During the course of my research in computational biology, I have written a fair amount of code that forms a couple of larger programs and numerous small utility programs. All of my code is available under the GNU General Public License and can be downloaded from this page. Included in my code are libraries written in C++ and Python that may be useful to others developing computational biology software. Many of the utility programs are inspired by Jim Kent's collection of programs written in C. Among the programs made available here are:
- RSEM (RNA-Seq expression estimation by Expectation-Maximization): Estimates gene and isoform expression levels from RNA-Seq data with a statistical model that takes into account reads that map to multiple positions.
- CSEM (ChIP-Seq multi-read allocation using Expectation-Maximization): The ChIP-Seq sibling to RSEM. Using an EM-inspired heuristic, CSEM allocates reads from ChIP-Seq data sets, allocating reads that map to multiple positions fractionally.
- Mercator: Constructs multiple whole-genome orthology maps using exon anchors.

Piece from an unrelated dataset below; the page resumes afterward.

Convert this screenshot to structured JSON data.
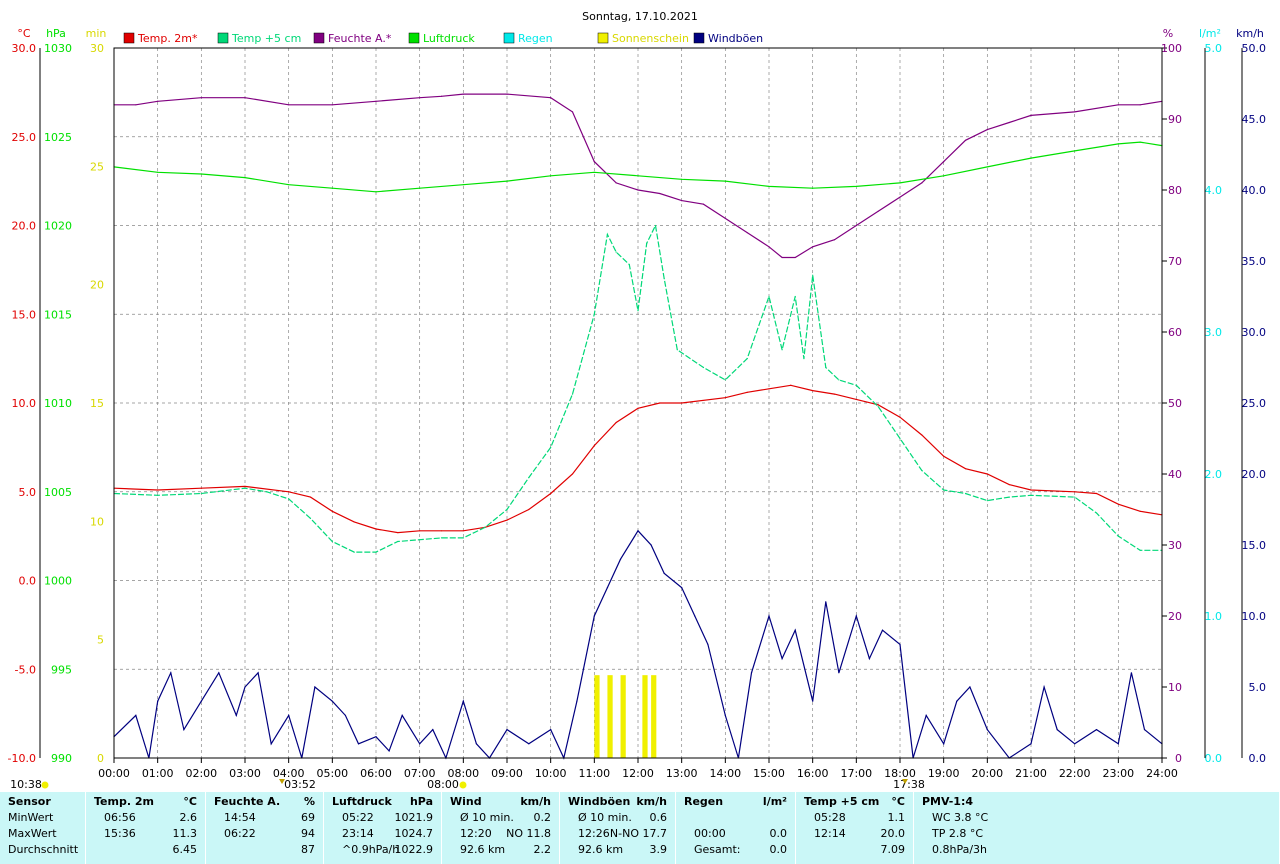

- Parametric alignment: Given two sequences to be globally aligned, these programs output all possible optimal alignments for all parameter values.
- Parametric inference of recombination: Given a multiple alignment of a putative recombinant with possible parental sequences, these programs output all possible parental annotations for all parameter values of a recombination HMM.
- FSA (Fast Statistical Alignment): A multiple alignment program for protein, RNA, and DNA sequences created by Robert Bradley. FSA produces alignments with the highest expected accuracies. I am on the development team and am working with Jae Young Do to parallelize aspects of the method. The FSA web server is available for aligning small sets of sequences. My development efforts may be tracked through my FSA git repository.